Выбрать главу

Tras una larga pausa, Harrison se animó. Había dignidad en su rostro y la mirada del hombre que ha logrado salvar su propia alma. Tendió la mano por encima de la mesa y dijo:

-Fue una suerte que viniera usted.

Doble pista

—Por encima de todo que no haya publicidad —dijo el señor Marcus Hardman por decimocuarta vez.

La palabra «publicidad» salió durante su conversación con la regularidad de un leimotif.
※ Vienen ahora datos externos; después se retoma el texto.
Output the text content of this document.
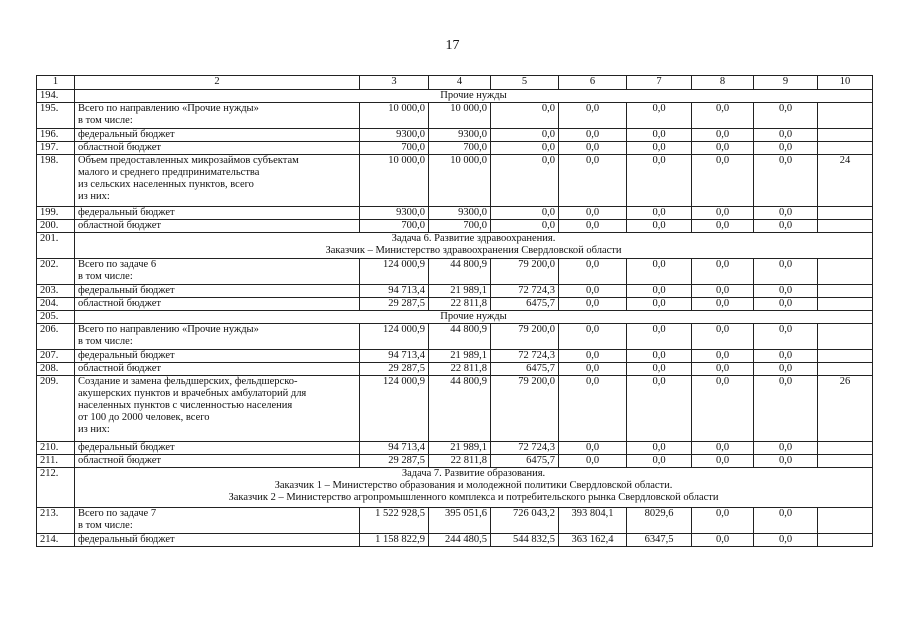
17
1	2	3	4	5	6	7	8	9	10
194.	Прочие нужды								
195.	Всего по направлению «Прочие нужды»
в том числе:	10 000,0	10 000,0	0,0	0,0	0,0	0,0	0,0	
196.	федеральный бюджет	9300,0	9300,0	0,0	0,0	0,0	0,0	0,0	
197.	областной бюджет	700,0	700,0	0,0	0,0	0,0	0,0	0,0	
198.	Объем предоставленных микрозаймов субъектам
малого и среднего предпринимательства
из сельских населенных пунктов, всего
из них:	10 000,0	10 000,0	0,0	0,0	0,0	0,0	0,0	24
199.	федеральный бюджет	9300,0	9300,0	0,0	0,0	0,0	0,0	0,0	
200.	областной бюджет	700,0	700,0	0,0	0,0	0,0	0,0	0,0	
201.	Задача 6. Развитие здравоохранения.
Заказчик – Министерство здравоохранения Свердловской области								
202.	Всего по задаче 6
в том числе:	124 000,9	44 800,9	79 200,0	0,0	0,0	0,0	0,0	
203.	федеральный бюджет	94 713,4	21 989,1	72 724,3	0,0	0,0	0,0	0,0	
204.	областной бюджет	29 287,5	22 811,8	6475,7	0,0	0,0	0,0	0,0	
205.	Прочие нужды								
206.	Всего по направлению «Прочие нужды»
в том числе:	124 000,9	44 800,9	79 200,0	0,0	0,0	0,0	0,0	
207.	федеральный бюджет	94 713,4	21 989,1	72 724,3	0,0	0,0	0,0	0,0	
208.	областной бюджет	29 287,5	22 811,8	6475,7	0,0	0,0	0,0	0,0	
209.	Создание и замена фельдшерских, фельдшерско-
акушерских пунктов и врачебных амбулаторий для
населенных пунктов с численностью населения
от 100 до 2000 человек, всего
из них:	124 000,9	44 800,9	79 200,0	0,0	0,0	0,0	0,0	26
210.	федеральный бюджет	94 713,4	21 989,1	72 724,3	0,0	0,0	0,0	0,0	
211.	областной бюджет	29 287,5	22 811,8	6475,7	0,0	0,0	0,0	0,0	
212.	Задача 7. Развитие образования.
Заказчик 1 – Министерство образования и молодежной политики Свердловской области.
Заказчик 2 – Министерство агропромышленного комплекса и потребительского рынка Свердловской области								
213.	Всего по задаче 7
в том числе:	1 522 928,5	395 051,6	726 043,2	393 804,1	8029,6	0,0	0,0	
214.	федеральный бюджет	1 158 822,9	244 480,5	544 832,5	363 162,4	6347,5	0,0	0,0	
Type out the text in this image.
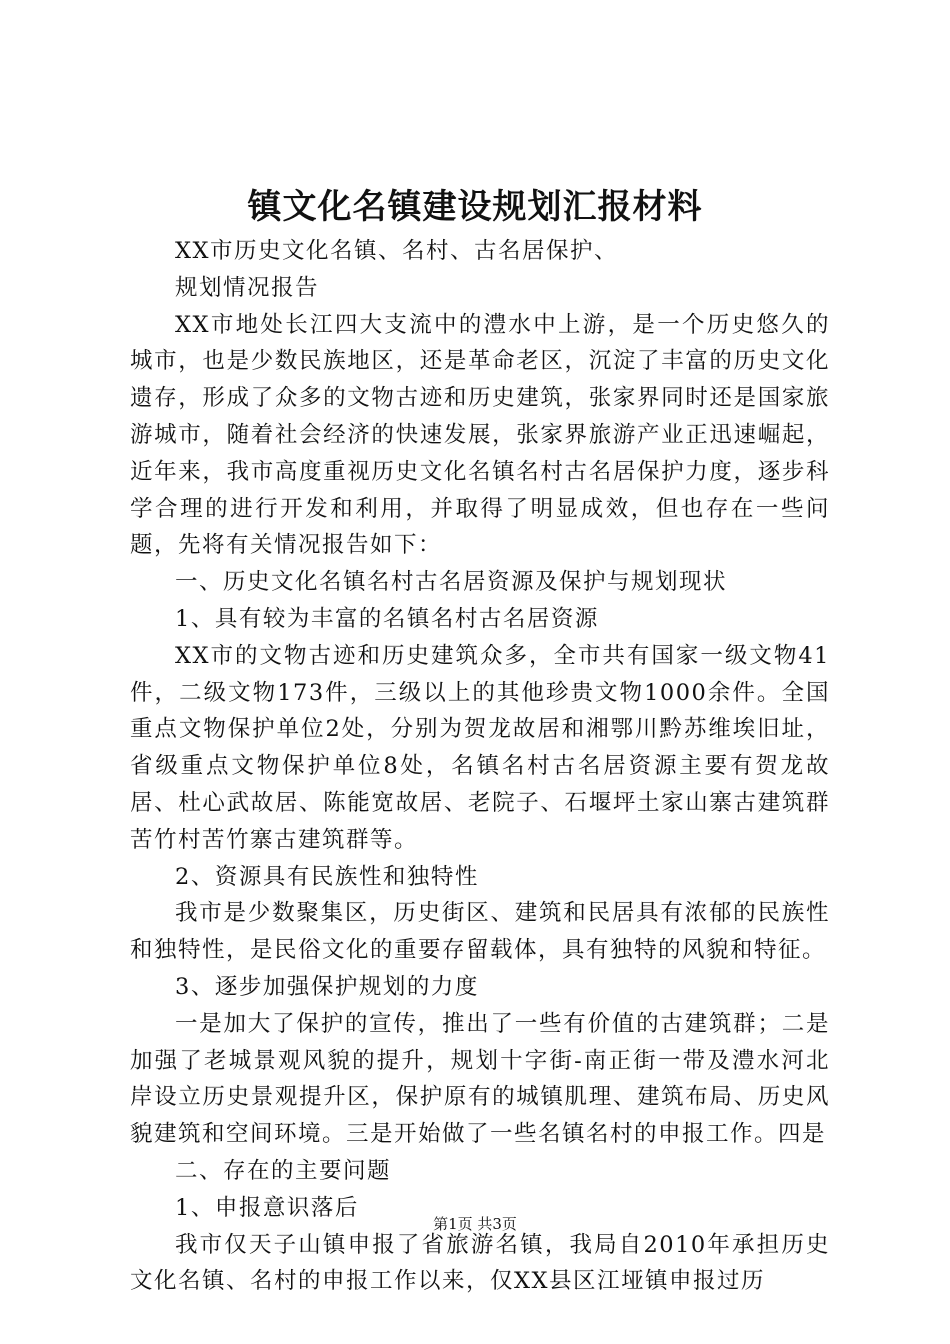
镇文化名镇建设规划汇报材料

XX市历史文化名镇、名村、古名居保护、

规划情况报告

XX市地处长江四大支流中的澧水中上游，是一个历史悠久的城市，也是少数民族地区，还是革命老区，沉淀了丰富的历史文化遗存，形成了众多的文物古迹和历史建筑，张家界同时还是国家旅游城市，随着社会经济的快速发展，张家界旅游产业正迅速崛起，近年来，我市高度重视历史文化名镇名村古名居保护力度，逐步科学合理的进行开发和利用，并取得了明显成效，但也存在一些问题，先将有关情况报告如下：

一、历史文化名镇名村古名居资源及保护与规划现状

1、具有较为丰富的名镇名村古名居资源

XX市的文物古迹和历史建筑众多，全市共有国家一级文物41件，二级文物173件，三级以上的其他珍贵文物1000余件。全国重点文物保护单位2处，分别为贺龙故居和湘鄂川黔苏维埃旧址，省级重点文物保护单位8处，名镇名村古名居资源主要有贺龙故居、杜心武故居、陈能宽故居、老院子、石堰坪土家山寨古建筑群苦竹村苦竹寨古建筑群等。

2、资源具有民族性和独特性

我市是少数聚集区，历史街区、建筑和民居具有浓郁的民族性和独特性，是民俗文化的重要存留载体，具有独特的风貌和特征。

3、逐步加强保护规划的力度

一是加大了保护的宣传，推出了一些有价值的古建筑群；二是加强了老城景观风貌的提升，规划十字街-南正街一带及澧水河北岸设立历史景观提升区，保护原有的城镇肌理、建筑布局、历史风貌建筑和空间环境。三是开始做了一些名镇名村的申报工作。四是

二、存在的主要问题

1、申报意识落后

我市仅天子山镇申报了省旅游名镇，我局自2010年承担历史文化名镇、名村的申报工作以来，仅XX县区江垭镇申报过历

第1页 共3页
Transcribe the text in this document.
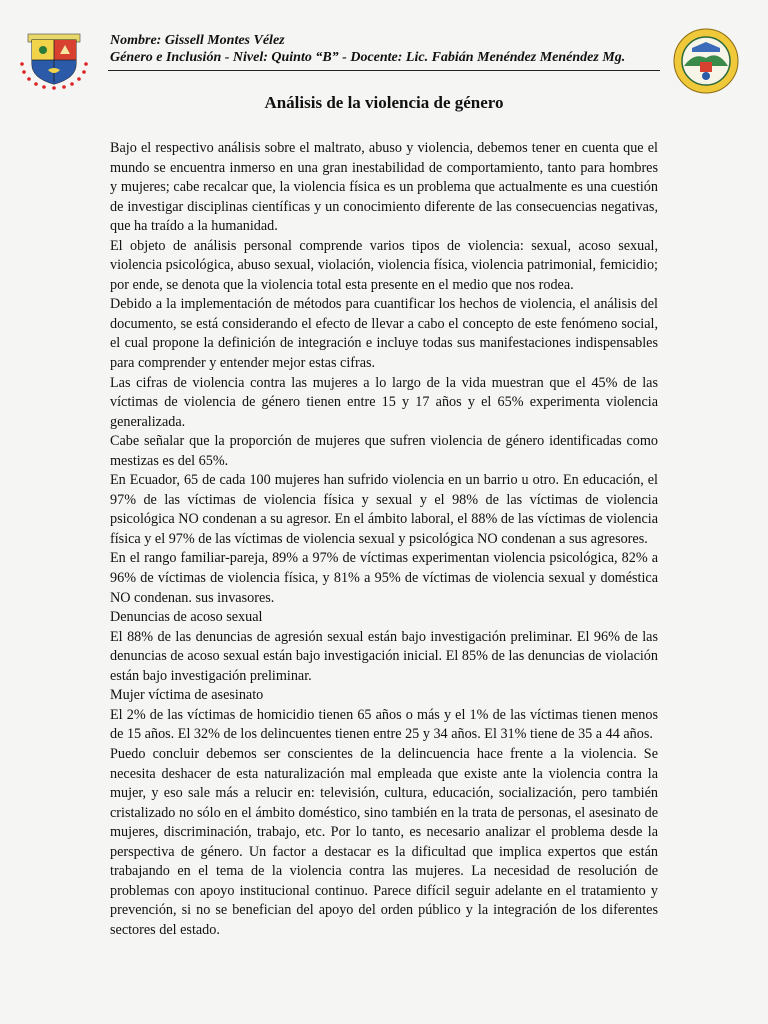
Nombre: Gissell Montes Vélez
Género e Inclusión - Nivel: Quinto “B” - Docente: Lic. Fabián Menéndez Menéndez Mg.
Análisis de la violencia de género

Bajo el respectivo análisis sobre el maltrato, abuso y violencia, debemos tener en cuenta que el mundo se encuentra inmerso en una gran inestabilidad de comportamiento, tanto para hombres y mujeres; cabe recalcar que, la violencia física es un problema que actualmente es una cuestión de investigar disciplinas científicas y un conocimiento diferente de las consecuencias negativas, que ha traído a la humanidad.

El objeto de análisis personal comprende varios tipos de violencia: sexual, acoso sexual, violencia psicológica, abuso sexual, violación, violencia física, violencia patrimonial, femicidio; por ende, se denota que la violencia total esta presente en el medio que nos rodea.

Debido a la implementación de métodos para cuantificar los hechos de violencia, el análisis del documento, se está considerando el efecto de llevar a cabo el concepto de este fenómeno social, el cual propone la definición de integración e incluye todas sus manifestaciones indispensables para comprender y entender mejor estas cifras.

Las cifras de violencia contra las mujeres a lo largo de la vida muestran que el 45% de las víctimas de violencia de género tienen entre 15 y 17 años y el 65% experimenta violencia generalizada.

Cabe señalar que la proporción de mujeres que sufren violencia de género identificadas como mestizas es del 65%.

En Ecuador, 65 de cada 100 mujeres han sufrido violencia en un barrio u otro. En educación, el 97% de las víctimas de violencia física y sexual y el 98% de las víctimas de violencia psicológica NO condenan a su agresor. En el ámbito laboral, el 88% de las víctimas de violencia física y el 97% de las víctimas de violencia sexual y psicológica NO condenan a sus agresores.

En el rango familiar-pareja, 89% a 97% de víctimas experimentan violencia psicológica, 82% a 96% de víctimas de violencia física, y 81% a 95% de víctimas de violencia sexual y doméstica NO condenan. sus invasores.

Denuncias de acoso sexual

El 88% de las denuncias de agresión sexual están bajo investigación preliminar. El 96% de las denuncias de acoso sexual están bajo investigación inicial. El 85% de las denuncias de violación están bajo investigación preliminar.

Mujer víctima de asesinato

El 2% de las víctimas de homicidio tienen 65 años o más y el 1% de las víctimas tienen menos de 15 años. El 32% de los delincuentes tienen entre 25 y 34 años. El 31% tiene de 35 a 44 años.

Puedo concluir debemos ser conscientes de la delincuencia hace frente a la violencia. Se necesita deshacer de esta naturalización mal empleada que existe ante la violencia contra la mujer, y eso sale más a relucir en: televisión, cultura, educación, socialización, pero también cristalizado no sólo en el ámbito doméstico, sino también en la trata de personas, el asesinato de mujeres, discriminación, trabajo, etc. Por lo tanto, es necesario analizar el problema desde la perspectiva de género. Un factor a destacar es la dificultad que implica expertos que están trabajando en el tema de la violencia contra las mujeres. La necesidad de resolución de problemas con apoyo institucional continuo. Parece difícil seguir adelante en el tratamiento y prevención, si no se benefician del apoyo del orden público y la integración de los diferentes sectores del estado.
El señor Hardman era un hombre bajo, regordete, con manos exquisitamente manicuradas y quejumbrosa voz de tenor. El hombre gozaba de cierta celebridad, y la vida ociosa de la sociedad opulenta constituía su profesión. Rico, aunque no un creso, gastaba celosamente su dinero en los placeres que proporcionan las reuniones sociales. Tenía alma de coleccionista y su pasión eran los encajes, abanicos y joyas, cuanto más antiguos mejor. Para el señor Marcus lo moderno carecía de valor.

Poirot y yo acudimos a su cita y lo hallamos debatiéndose en una agonía de indecisión. Debido a las circunstancias, llamar a la policía le resultaba incómodo. Por otra parte, no llamarla era aceptar la pérdida de unas gemas de su colección. Poirot fue la solución.

—Mis rubíes, monsieur Poirot y el collar de esmeraldas, que pertenecieron a Catalina de Médicis. ¡Sobre todo el collar de esmeraldas!

—¿Y si me explicase las circunstancias de su desaparición? —sugirió Poirot.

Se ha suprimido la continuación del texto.